Published in 1996 and 1998
respectively, The Sparrow
and Children of God
are set in the forthcoming eighty years of this century and concern two groups of Jesuit priests and assorted laity that receive transmissions (beautiful music) from another planet, Rakhat, and set off in search of the civilization that produced such exquisite sounds. What happens when they arrive constitutes a series of tragedies and misunderstandings that have profound consequences for their individual lives and the futures of the two peoples on the planet.
What these books brought home to me, more than any history or documentary about Columbus and the Native Americans, or the conquistadors and the Incans, Aztecs, and Mayans, or the British imperialists and the peoples of the African continent, etc., etc., was how even highly educated and thoughtful individuals can only operate within the worldview of their times, and how attempts to do good can have horrific and simply unforeseen consequences.
Another fascinating analogy I saw concerns the two peoples of Rakhat. The producers of the music, the Jana'ata, are a highly sophisticated and civilized minority who are the carnivorous cousins of the pastoralist, herbivorous, and much more numerous Runa. The Jana'ata have created a highly structured and ritualized society that is stultifying and fascistic; the Runa, generally content and deeply social, are kept hungry and in bondage. They supply the Jana'ata with their meat: i.e. their old and some of their young.
I won't describe in more detail what happens, except to say that one human initiates a freedom movement that frees the Runa, and decimates the Jana'ata. It also destroys the highly elaborate knowledge-based Jana'ata culture. In the ascription of civilization to a minority based on preconceived notions of culture, I was reminded of how the Belgians privileged the minority Tutsi at the expense of the pastoralist Hutus, and of the 1994 massacre that followed many years later. I also thought of the horrors of the Mayan civilization, where a priestly elite extracted tribute from slaves, prisoners, and other unfortunates and yet presided over an empire that advanced mathematics, astronomy, physics, and art.

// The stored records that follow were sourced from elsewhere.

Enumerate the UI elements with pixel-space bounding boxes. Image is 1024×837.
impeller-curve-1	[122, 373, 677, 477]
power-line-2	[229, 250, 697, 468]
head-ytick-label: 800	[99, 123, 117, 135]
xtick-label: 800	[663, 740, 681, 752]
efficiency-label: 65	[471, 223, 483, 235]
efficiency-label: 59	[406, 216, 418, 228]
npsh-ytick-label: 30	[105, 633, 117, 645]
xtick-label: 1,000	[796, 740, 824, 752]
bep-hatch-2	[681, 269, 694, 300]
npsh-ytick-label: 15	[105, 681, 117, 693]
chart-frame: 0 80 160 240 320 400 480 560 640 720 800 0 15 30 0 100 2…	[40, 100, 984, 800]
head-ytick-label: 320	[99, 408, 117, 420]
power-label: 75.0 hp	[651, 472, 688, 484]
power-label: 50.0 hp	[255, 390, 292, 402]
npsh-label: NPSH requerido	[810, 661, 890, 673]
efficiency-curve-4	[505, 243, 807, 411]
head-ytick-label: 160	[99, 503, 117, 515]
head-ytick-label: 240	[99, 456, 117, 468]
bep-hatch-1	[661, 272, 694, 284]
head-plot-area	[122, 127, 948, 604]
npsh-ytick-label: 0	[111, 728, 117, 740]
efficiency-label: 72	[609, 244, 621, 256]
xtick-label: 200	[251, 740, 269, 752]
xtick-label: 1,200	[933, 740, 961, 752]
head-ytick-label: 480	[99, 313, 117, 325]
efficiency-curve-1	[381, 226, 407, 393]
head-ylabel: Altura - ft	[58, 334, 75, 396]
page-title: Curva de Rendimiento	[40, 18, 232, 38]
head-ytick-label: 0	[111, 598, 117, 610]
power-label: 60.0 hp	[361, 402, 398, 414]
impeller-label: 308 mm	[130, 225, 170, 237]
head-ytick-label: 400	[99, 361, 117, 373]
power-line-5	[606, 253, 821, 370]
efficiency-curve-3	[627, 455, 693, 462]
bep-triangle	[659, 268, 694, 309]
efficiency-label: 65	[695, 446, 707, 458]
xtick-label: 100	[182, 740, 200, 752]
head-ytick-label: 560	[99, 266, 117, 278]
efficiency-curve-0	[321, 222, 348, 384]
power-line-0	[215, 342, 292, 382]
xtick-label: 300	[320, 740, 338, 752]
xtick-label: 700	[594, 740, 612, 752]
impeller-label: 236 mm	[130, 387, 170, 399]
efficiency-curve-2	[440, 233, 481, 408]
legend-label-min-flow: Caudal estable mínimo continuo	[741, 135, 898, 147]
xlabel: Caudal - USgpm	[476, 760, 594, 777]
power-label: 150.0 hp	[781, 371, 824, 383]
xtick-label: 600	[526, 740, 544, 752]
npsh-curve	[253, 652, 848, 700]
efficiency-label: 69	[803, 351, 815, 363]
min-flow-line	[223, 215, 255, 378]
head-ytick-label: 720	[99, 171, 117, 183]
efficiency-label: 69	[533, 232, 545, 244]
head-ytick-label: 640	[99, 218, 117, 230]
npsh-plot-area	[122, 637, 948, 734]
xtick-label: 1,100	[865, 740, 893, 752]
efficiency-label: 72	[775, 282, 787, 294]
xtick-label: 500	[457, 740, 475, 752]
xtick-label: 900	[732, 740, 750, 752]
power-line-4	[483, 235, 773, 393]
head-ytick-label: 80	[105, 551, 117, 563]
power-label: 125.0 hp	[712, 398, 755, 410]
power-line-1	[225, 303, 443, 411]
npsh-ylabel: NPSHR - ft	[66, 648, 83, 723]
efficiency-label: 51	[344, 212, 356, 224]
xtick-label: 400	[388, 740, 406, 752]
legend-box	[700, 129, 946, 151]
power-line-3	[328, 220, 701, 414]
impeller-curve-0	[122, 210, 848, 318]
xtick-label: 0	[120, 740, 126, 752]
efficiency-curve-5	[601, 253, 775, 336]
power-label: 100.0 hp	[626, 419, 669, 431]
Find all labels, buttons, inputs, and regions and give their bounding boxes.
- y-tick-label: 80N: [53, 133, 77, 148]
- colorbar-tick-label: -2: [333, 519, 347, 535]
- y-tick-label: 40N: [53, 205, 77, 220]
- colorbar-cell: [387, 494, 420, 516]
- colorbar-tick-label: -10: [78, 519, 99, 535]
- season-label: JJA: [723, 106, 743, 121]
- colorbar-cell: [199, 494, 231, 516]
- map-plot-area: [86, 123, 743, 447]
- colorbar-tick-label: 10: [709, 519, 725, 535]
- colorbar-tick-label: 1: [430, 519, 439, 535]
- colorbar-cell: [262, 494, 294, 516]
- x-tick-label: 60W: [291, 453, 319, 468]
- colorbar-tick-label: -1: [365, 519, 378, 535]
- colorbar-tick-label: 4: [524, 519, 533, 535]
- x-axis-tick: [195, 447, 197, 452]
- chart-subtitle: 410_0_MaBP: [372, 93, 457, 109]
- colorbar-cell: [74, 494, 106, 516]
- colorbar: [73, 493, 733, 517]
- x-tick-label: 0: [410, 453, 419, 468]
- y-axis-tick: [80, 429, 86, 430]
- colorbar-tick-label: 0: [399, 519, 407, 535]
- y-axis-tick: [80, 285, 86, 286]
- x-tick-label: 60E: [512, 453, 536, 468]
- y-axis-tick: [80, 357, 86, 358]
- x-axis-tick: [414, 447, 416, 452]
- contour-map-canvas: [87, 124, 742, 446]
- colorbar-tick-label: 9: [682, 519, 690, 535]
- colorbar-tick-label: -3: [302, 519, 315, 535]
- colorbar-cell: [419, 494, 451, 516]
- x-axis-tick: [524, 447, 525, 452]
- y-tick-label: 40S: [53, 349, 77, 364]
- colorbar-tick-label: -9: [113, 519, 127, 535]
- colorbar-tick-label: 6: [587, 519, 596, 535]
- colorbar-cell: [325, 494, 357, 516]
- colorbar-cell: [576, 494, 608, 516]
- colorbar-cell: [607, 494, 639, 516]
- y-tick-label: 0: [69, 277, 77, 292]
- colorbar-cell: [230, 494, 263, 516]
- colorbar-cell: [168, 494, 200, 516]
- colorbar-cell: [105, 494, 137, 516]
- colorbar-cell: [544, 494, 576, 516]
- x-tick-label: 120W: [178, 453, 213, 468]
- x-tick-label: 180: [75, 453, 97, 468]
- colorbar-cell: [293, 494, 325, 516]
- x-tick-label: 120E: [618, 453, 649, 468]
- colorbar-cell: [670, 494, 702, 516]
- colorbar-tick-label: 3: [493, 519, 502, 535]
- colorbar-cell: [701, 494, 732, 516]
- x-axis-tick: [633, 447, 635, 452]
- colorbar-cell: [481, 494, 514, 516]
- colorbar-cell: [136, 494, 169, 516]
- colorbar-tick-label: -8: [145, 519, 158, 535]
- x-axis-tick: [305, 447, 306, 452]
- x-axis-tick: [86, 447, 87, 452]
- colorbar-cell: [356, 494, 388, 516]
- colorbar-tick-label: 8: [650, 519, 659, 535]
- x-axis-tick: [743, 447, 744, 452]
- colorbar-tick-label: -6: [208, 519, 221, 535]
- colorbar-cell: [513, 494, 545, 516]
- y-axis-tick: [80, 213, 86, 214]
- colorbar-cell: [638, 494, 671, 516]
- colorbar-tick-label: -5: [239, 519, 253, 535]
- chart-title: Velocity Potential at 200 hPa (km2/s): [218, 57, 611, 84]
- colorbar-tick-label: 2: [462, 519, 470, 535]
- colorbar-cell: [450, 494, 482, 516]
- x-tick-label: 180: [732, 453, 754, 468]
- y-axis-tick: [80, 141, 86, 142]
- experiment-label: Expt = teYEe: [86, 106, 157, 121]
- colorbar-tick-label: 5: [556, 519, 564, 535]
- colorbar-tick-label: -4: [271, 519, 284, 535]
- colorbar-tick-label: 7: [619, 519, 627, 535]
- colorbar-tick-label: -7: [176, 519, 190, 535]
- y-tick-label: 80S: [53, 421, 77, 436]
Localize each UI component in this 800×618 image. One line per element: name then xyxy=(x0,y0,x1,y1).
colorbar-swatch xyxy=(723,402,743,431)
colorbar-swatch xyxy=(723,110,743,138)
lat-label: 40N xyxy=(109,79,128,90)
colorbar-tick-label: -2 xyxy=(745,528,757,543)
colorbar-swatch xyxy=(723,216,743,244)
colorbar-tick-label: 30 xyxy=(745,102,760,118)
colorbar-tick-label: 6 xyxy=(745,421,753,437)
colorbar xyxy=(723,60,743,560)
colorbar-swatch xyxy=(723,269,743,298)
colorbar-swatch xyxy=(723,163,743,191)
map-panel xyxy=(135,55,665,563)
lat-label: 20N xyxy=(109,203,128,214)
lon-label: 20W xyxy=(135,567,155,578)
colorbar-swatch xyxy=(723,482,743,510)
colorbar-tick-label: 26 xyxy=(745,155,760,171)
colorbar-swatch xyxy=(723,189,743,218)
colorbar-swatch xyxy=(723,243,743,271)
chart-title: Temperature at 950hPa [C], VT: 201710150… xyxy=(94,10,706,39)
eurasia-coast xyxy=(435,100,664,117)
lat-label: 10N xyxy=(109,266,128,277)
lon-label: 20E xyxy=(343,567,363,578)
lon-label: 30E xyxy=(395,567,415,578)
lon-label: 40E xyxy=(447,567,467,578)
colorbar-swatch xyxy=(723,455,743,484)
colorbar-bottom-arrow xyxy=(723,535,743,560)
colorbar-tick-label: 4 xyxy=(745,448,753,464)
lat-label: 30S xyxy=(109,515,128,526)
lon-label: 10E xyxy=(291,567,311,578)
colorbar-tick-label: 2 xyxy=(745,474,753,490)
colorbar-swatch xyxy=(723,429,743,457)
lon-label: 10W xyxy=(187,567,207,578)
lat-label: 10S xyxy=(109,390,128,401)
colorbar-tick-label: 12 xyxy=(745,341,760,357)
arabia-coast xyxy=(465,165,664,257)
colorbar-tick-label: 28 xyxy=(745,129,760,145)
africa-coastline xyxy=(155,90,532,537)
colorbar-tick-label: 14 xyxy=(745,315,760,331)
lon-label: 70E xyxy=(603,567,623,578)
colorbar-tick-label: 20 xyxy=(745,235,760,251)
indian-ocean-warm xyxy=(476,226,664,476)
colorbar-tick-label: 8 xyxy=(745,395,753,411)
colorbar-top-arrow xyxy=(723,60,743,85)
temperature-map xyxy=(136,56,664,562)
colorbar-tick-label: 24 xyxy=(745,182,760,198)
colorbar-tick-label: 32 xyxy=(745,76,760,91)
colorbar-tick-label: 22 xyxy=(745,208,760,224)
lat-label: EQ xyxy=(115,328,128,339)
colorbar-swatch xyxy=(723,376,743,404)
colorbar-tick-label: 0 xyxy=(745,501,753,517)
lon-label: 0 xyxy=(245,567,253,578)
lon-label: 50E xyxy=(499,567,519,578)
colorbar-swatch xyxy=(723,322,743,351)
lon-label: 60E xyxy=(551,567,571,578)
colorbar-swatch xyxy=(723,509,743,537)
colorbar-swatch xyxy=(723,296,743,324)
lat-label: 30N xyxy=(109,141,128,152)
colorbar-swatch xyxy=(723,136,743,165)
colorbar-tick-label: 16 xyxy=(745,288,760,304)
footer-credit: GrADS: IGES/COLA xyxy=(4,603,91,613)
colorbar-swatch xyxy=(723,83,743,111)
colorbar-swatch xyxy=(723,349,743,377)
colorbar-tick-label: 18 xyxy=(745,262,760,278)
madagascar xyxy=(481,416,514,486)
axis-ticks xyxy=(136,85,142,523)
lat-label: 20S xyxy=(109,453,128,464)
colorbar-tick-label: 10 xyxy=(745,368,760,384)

Anyway, all these questions and more are asked and fruitfully debated throughout these books. Russell was a linguist and anthropologist before leaving academia for novel-writing, but she wears her learning lightly, and the characters are (for the most part) richly and dramatically drawn. Of course, this might be all old news to you, and I'm probably very late to the Mary Doria Russell party. But, as several of the characters in the book find out, better late than never.